A major schism among Democrats on trade broke out January 29, when Senate Majority Leader Harry Reid, D-Nev., said in an interview that he was against TPA, commonly known as “fast-track” legislation, which gives the president authority to negotiate trade agreements that are then voted on by Congress without amendments. Without fast-track, it’s difficult to negotiate final trade deals with other countries when they know Congress can change the terms. Reid was quoted as saying: “Everyone would be well-advised just to not push this right now.”
Reid’s opposition is in contrast to President Obama’s endorsement of fast-track authority in his State of the Union address earlier this week when he said:
We need to work together on tools like bipartisan trade promotion authority to protect our workers, protect our environment, and open new markets to new goods stamped “Made in the USA.” China and Europe aren’t standing on the sidelines. Neither should we.
Reid’s stance is at odds too with some leading Democrats, such as Senate Finance Committee Chairman Max Baucus, D-Mont., who joined with Ranking Member Orrin Hatch, R-Utah, and House Ways and Means Committee Chairman Dave Camp, R-Mich., to introduce a TPA bill on January 9. However, Baucus’ active leadership on TPA may be in question, since he was nominated to be Ambassador to China.
The 107-page TPA legislation sets out the principal negotiating objectives for all U.S. trade agreements and deals with a host of trade-related and other issues, including intellectual property, investment, labor and environment issues and capacity building in those areas, promotion of sustainable development, currency practices, as well as beefed-up procedures for consultation with Congress.
Some other Democrat senators – self-described as non-members of the Finance Committee – wrote a letter on January 16 to Sen.
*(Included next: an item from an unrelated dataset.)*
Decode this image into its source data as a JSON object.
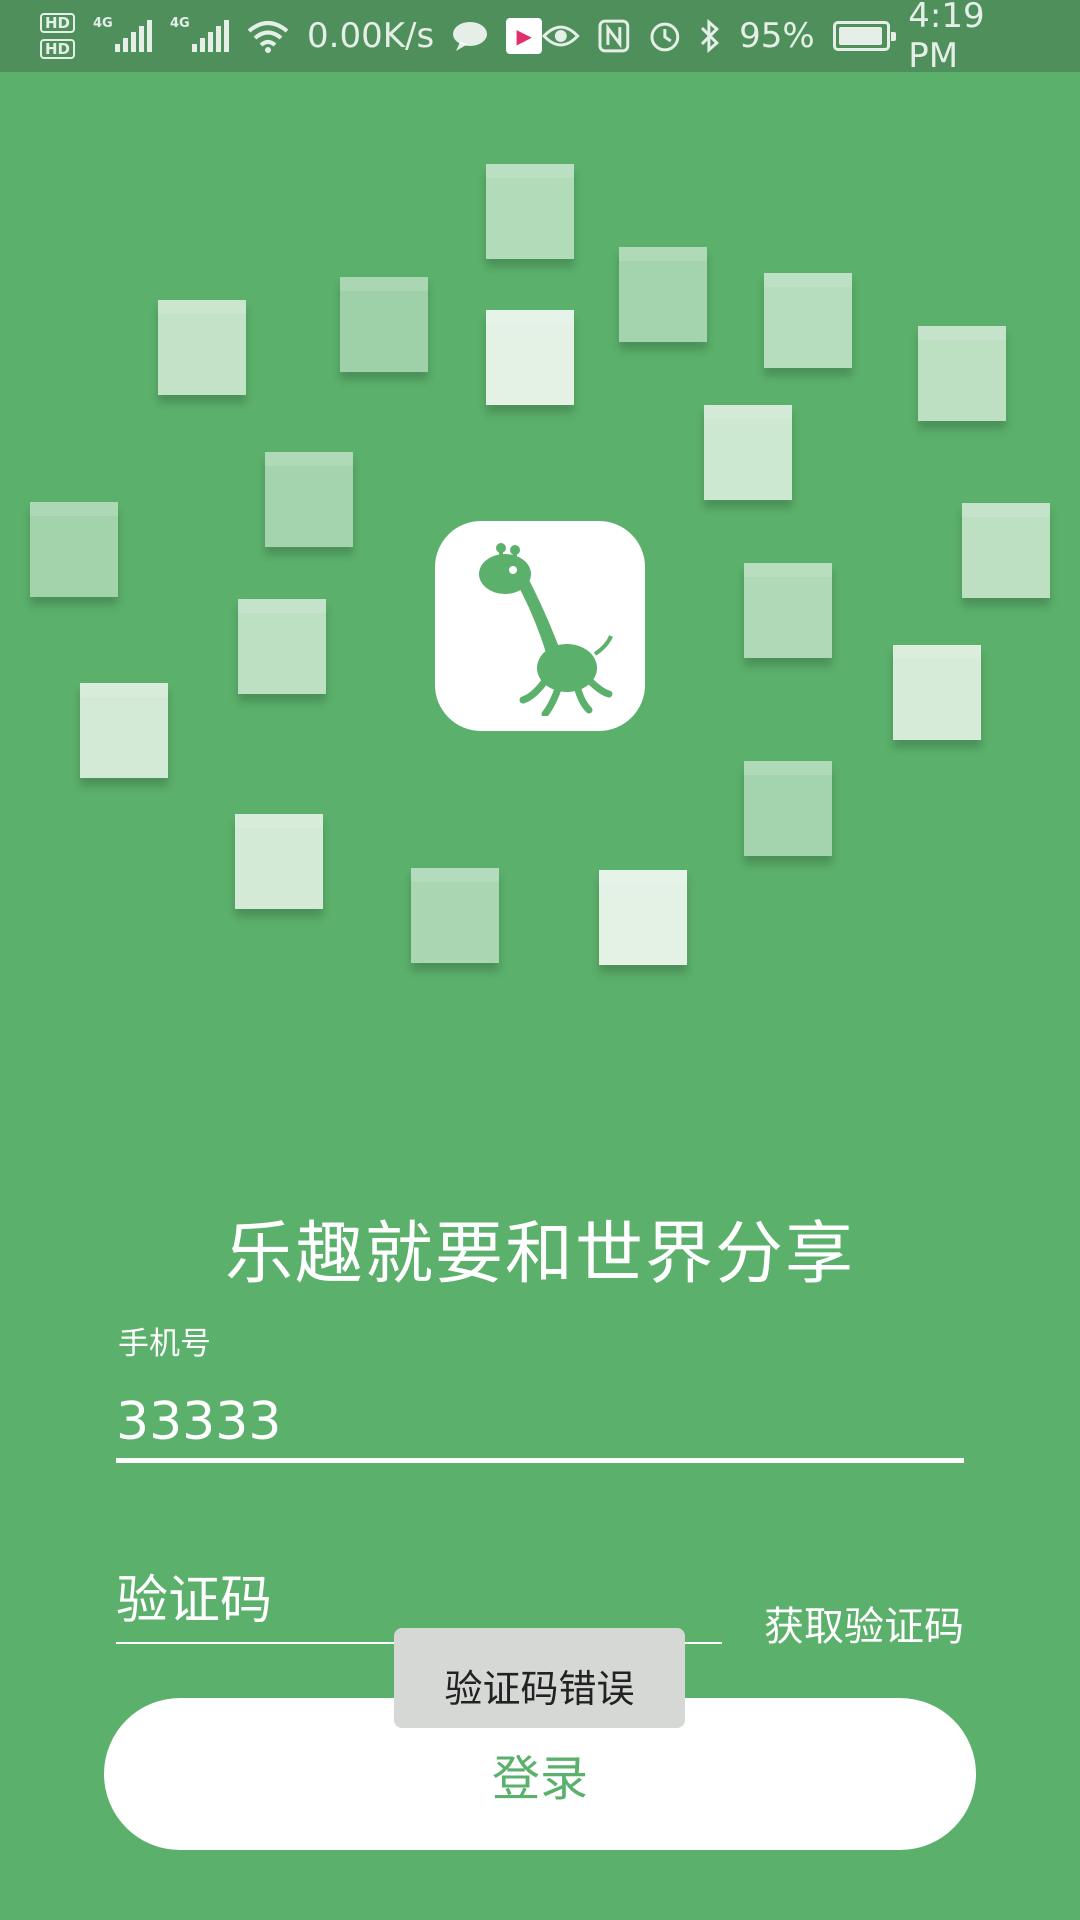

Reid criticizing TPA and asking that such legislation should include even more issues:
We believe any package should include provisions to address currency manipulation, stronger mechanisms to address unfair labor practices, the ability of communities to preserve their values, strong trade enforcement policies and should provide innovative solutions to finance improvements to our crumbling infrastructure.
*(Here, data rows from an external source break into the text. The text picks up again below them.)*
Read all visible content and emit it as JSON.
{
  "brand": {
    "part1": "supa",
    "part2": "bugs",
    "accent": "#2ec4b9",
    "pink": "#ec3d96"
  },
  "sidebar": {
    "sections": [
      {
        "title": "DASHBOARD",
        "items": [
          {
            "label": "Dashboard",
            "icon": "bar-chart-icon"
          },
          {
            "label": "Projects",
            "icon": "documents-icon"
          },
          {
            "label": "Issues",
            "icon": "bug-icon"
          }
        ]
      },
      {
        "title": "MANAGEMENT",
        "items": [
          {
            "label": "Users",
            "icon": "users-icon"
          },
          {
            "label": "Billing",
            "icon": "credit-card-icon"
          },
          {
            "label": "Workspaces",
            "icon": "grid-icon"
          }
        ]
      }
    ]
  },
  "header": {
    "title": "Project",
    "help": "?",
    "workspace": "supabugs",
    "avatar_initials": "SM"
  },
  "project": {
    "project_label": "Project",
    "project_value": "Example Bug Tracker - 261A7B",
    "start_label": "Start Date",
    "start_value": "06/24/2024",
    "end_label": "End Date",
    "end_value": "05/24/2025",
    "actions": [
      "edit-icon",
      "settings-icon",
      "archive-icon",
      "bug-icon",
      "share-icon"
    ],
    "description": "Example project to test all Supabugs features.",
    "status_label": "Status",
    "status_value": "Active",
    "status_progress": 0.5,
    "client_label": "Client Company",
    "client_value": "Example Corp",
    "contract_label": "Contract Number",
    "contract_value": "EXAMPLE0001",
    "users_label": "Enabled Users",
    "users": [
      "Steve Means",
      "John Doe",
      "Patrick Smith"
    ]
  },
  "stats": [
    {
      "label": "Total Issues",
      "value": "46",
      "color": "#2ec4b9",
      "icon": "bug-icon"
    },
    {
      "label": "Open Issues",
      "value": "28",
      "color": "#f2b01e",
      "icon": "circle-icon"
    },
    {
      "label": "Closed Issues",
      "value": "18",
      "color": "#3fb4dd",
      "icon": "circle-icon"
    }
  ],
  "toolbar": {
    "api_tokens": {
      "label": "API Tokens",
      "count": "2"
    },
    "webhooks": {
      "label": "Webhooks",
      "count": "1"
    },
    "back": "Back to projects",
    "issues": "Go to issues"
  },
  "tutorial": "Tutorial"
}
These ever-expanding demands show what happens when trade agreements are steered away from their primary purpose and get captured by special interest groups. It’s worth repeating what I wrote recently:
It is a continuing onslaught on trade agreements as repositories for non-trade issues. Including those issues introduces unneeded complexities and special interests’ pleadings. Many of those issues have their own international fora specifically designed to consider those specialized areas.
Trade involves an exchange of goods and services by buyers and sellers that benefits both parties. Increased trade can lead to economic growth for all parties to trade agreements. That growth can lead to improved labor conditions and environmental improvements. Derailing agreements by forcing other issues to be equally considered can curtail that growth and indeed impede progress in those other areas.
Meanwhile, negotiations on the two major trade deals – the Trans-Pacific Partnership Agreement (TPP) and the U.S.-EU Transatlantic Trade and Investment Partnership Agreement (TTIP) — continue. The 12-party TPP’s current members are Australia, Brunei Darussalam, Chile, Malaysia, New Zealand, Peru, Singapore, the United States, Vietnam, Canada, Mexico, and Japan.